Apiserver组件是k8s集群的入口,所有请求都是从apiserver进来的,所以对apiserver指标做监控可以用来判断集群的健康状况
参考:https://www.jianshu.com/p/02917b280ebe
1、apiserver_request_count
apiserver_request_count 表示apiserver请求次数
(1)Kubernetes中的各种资源指标在1min钟之内的请求速率sum(rate(apiserver_request_count[1m])) by (resource, subresource, verb)
请求的动作有WATCH,LIST,POST,PATCH,PUT,GET,DELETE和CONNECT
(2)1分钟的错误率和请求率的比率
rate(apiserver_request_count{code=~"^(?:5..)$"}[1m]) / rate(apiserver_request_count[1m])

2、apiserver_request_total表示请求次数:对服务的请求、来自哪里、到哪个服务、哪个操作以及是否成功:
(1)获得所有成功的请求,状态码是200的请求总数:
sum(rate(apiserver_request_total{job="kubernetes-apiserver",code=~"2.."}[5m]))
(2)获取状态码是400或者500的请求总数
sum(rate(apiserver_request_total{job="kubernetes-apiserver",code=~"[45].."}[5m]))

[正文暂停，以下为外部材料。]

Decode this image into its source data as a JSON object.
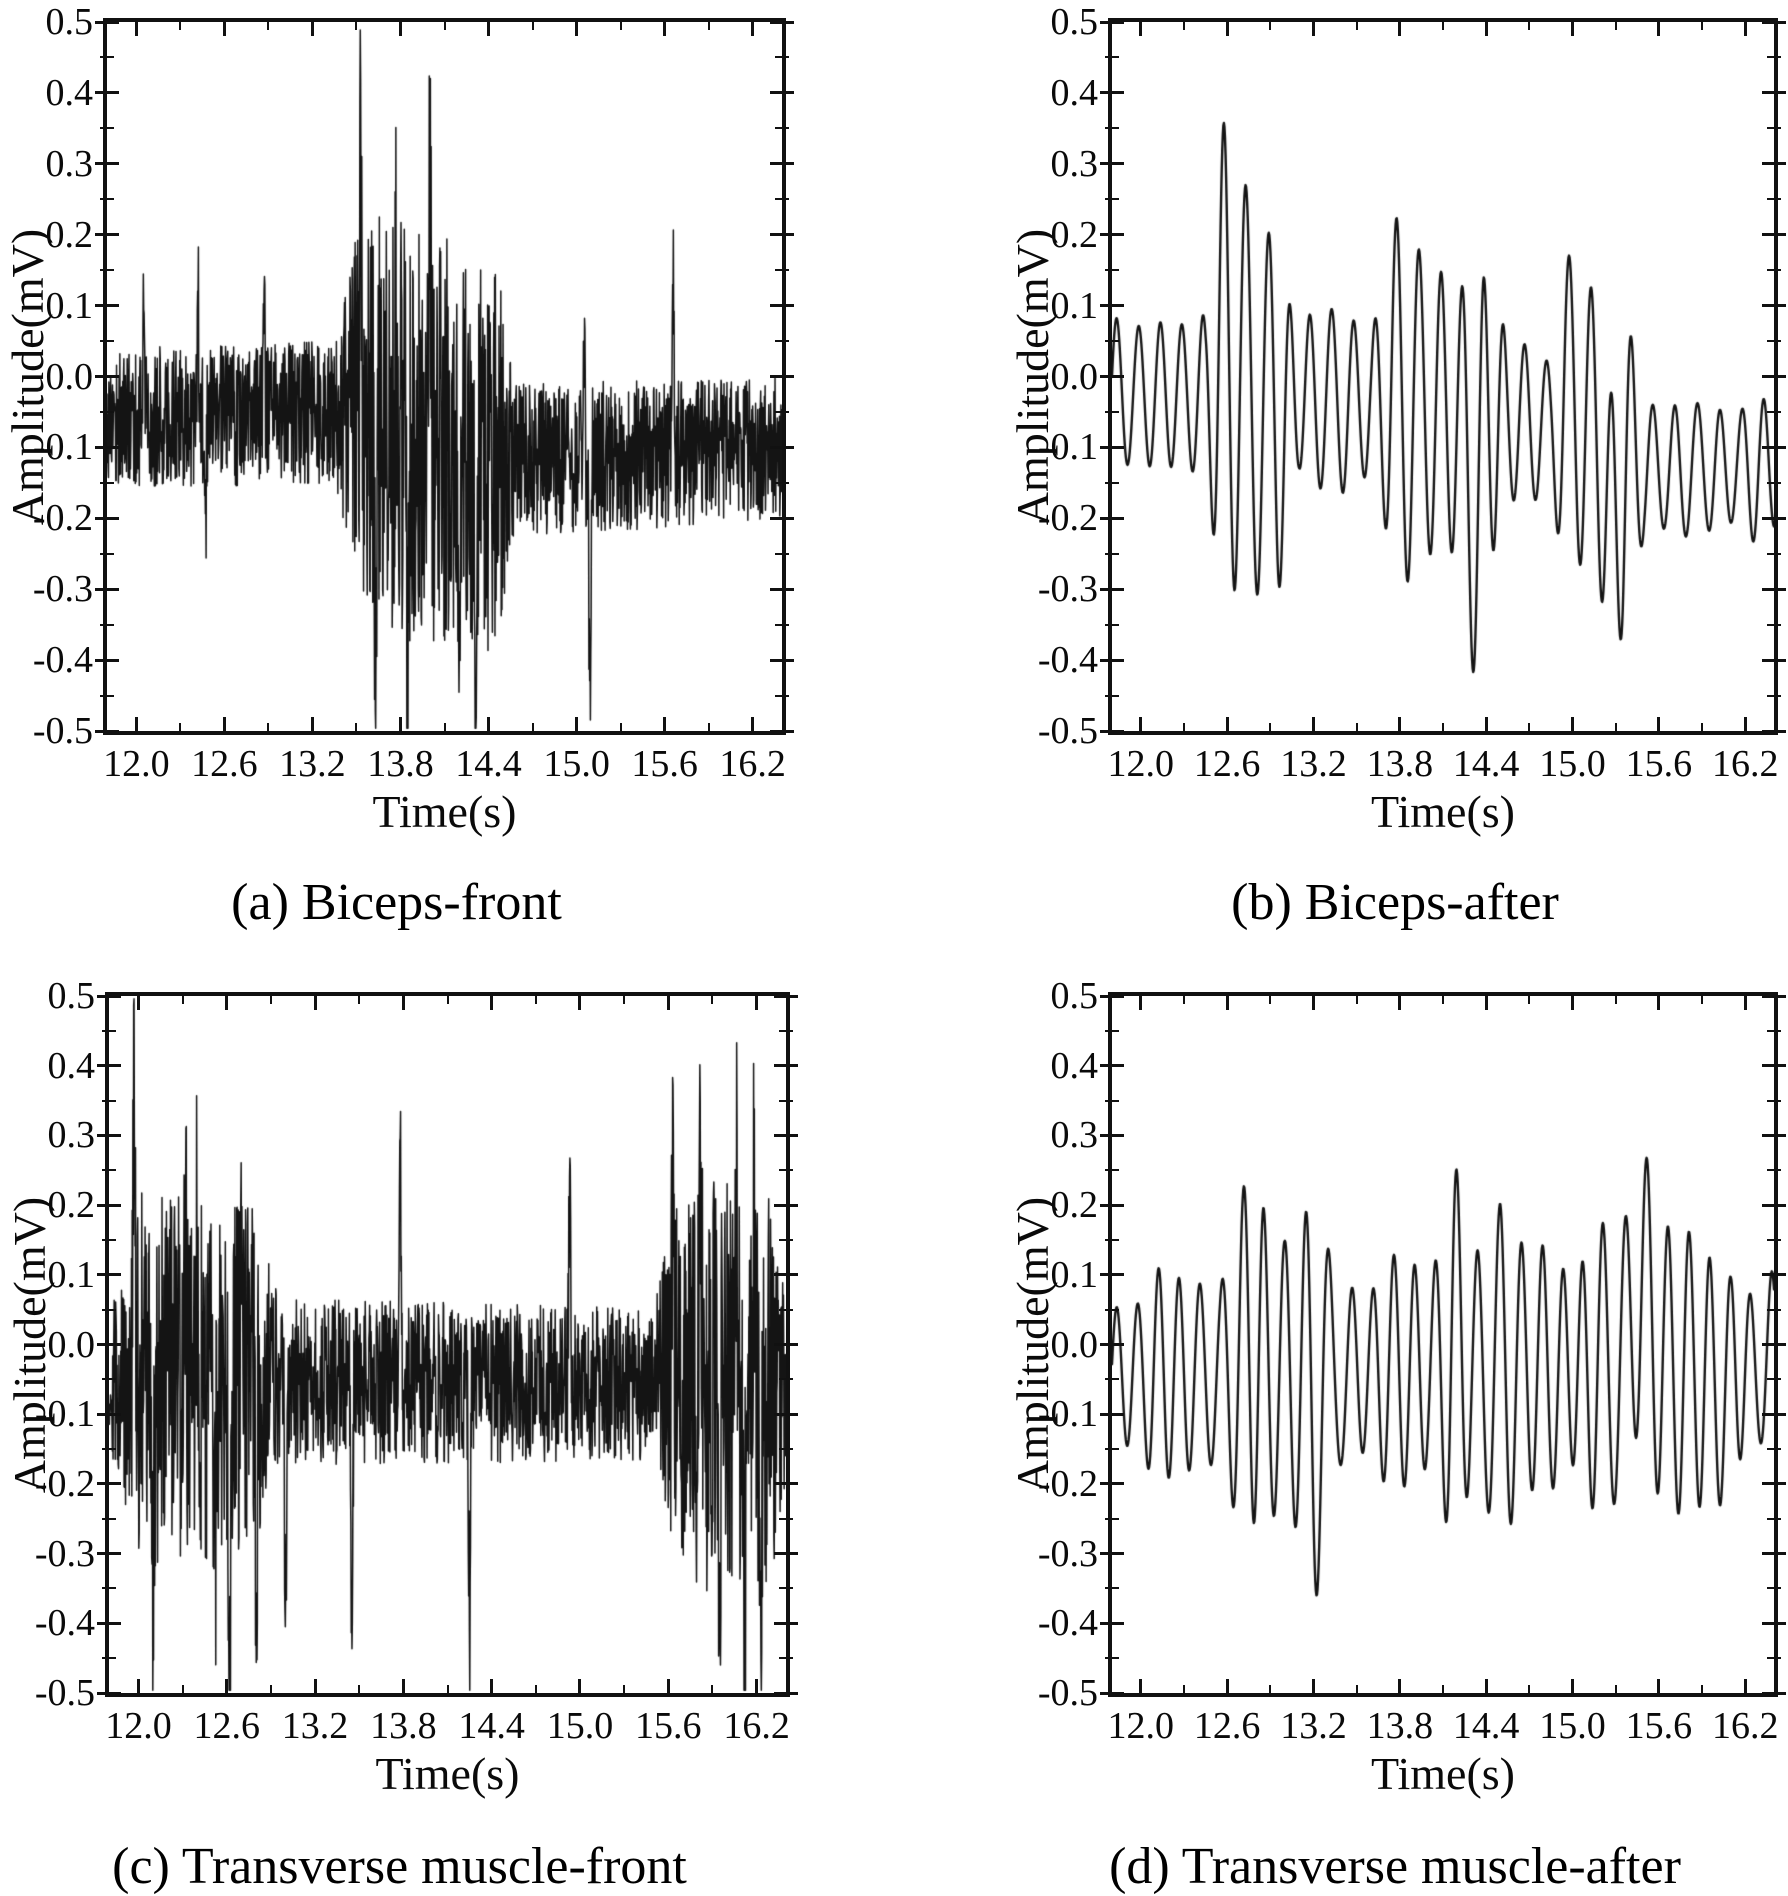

apiserver_request_duration_seconds 表示请求耗时时间



一、apiserver_admission_controller组
以下所有指标都是apiserver_admission_controller 组的一部分
apiserver_admission_controller_admission_duration_seconds (cumulative)
Admission controller latency histogram in seconds, identified by name and broken out for each operation and API resource and type (validate or admit). (sum)
apiserver_admission_controller_admission_duration_seconds_bucket (cumulative)
Admission controller latency histogram in seconds, identified by name and broken out for each operation and API resource and type (validate or admit). (bucket)
apiserver_admission_controller_admission_duration_seconds_count (cumulative)
Admission controller latency histogram in seconds, identified by name and broken out for each operation and API resource and type (validate or admit). (count)
apiserver_admission_controller_admission_latencies_milliseconds (cumulative)
(Deprecated) Admission controller latency histogram in milliseconds, identified by name and broken out for each operation and API resource and type (validate or admit). (sum)
apiserver_admission_controller_admission_latencies_milliseconds_bucket (cumulative)
(Deprecated) Admission controller latency histogram in milliseconds, identified by name and broken out for each operation and API resource and type (validate or admit). (bucket)
apiserver_admission_controller_admission_latencies_milliseconds_count (cumulative)
(Deprecated) Admission controller latency histogram in milliseconds, identified by name and broken out for each operation and API resource and type (validate or admit). (count)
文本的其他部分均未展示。